ABSTRACT

Let us conclude by posing a number of questions and examining how far they can be answered.

Question 1. How can we test whether there is any relationship between the predictors and the predictand? This is a frequent question in the social and biological sciences. Data have

been collected, on say 20 or 50 predictors, and this may have been augmented with constructed variables such as reciprocals, logarithms, squares, and interactions of the original variables. An automatic computer package may have selected 5 or 10 of these predictors, and has probably output an R2 value for the selected subset. Could we have done as well if the predictors had been replaced with random numbers or columns from the telephone directory? If the package used the Efroymson stepwise algorithm, sometimes simply

called stepwise regression, then Table 4.4 or formula (4.1) can be used to test whether the value of R2 could reasonably have arisen by chance if there is no real relationship between the Y -variable and any of the X-variables.

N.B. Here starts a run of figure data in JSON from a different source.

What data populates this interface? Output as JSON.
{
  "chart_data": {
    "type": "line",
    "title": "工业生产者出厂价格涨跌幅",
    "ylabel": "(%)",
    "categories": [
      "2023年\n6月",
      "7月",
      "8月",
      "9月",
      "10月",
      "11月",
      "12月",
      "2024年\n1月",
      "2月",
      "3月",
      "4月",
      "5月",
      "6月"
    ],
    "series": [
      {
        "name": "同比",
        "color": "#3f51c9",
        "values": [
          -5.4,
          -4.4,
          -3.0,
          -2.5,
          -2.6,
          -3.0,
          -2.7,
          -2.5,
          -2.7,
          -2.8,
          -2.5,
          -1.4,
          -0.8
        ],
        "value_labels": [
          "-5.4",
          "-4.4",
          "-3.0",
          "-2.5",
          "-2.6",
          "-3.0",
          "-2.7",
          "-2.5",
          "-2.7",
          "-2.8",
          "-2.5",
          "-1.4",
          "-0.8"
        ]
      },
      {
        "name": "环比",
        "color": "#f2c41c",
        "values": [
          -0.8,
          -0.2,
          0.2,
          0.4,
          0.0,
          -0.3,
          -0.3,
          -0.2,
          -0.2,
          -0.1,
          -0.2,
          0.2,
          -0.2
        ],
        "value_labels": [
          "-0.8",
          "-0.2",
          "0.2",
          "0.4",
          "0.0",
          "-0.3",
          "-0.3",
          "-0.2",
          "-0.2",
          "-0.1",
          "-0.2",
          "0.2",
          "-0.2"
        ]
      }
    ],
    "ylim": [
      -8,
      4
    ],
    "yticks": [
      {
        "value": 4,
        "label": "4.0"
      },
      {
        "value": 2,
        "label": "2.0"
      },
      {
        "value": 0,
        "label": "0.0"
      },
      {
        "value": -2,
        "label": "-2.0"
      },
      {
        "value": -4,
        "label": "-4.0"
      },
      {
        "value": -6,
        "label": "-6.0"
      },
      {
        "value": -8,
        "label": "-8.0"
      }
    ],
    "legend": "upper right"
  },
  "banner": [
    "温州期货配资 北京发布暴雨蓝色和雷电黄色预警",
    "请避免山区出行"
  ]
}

Clearly, the more exhaustive the search procedure used, the higher the R2 value that can be achieved. References are given in section 4.1 to tables for other search algorithms, though there is scope for the extension of these tables. Some of these tables allow for nonorthogonality of the predictors, others do not. In fact, the degree of correlation among the predictors does not make much difference to the distribution of R2. Alternatively, if the number of observations exceeds the number of available

predictors, the Spjφtvoll test described in section 4.2 can be used to test whether the selected subset fits significantly better than just a constant.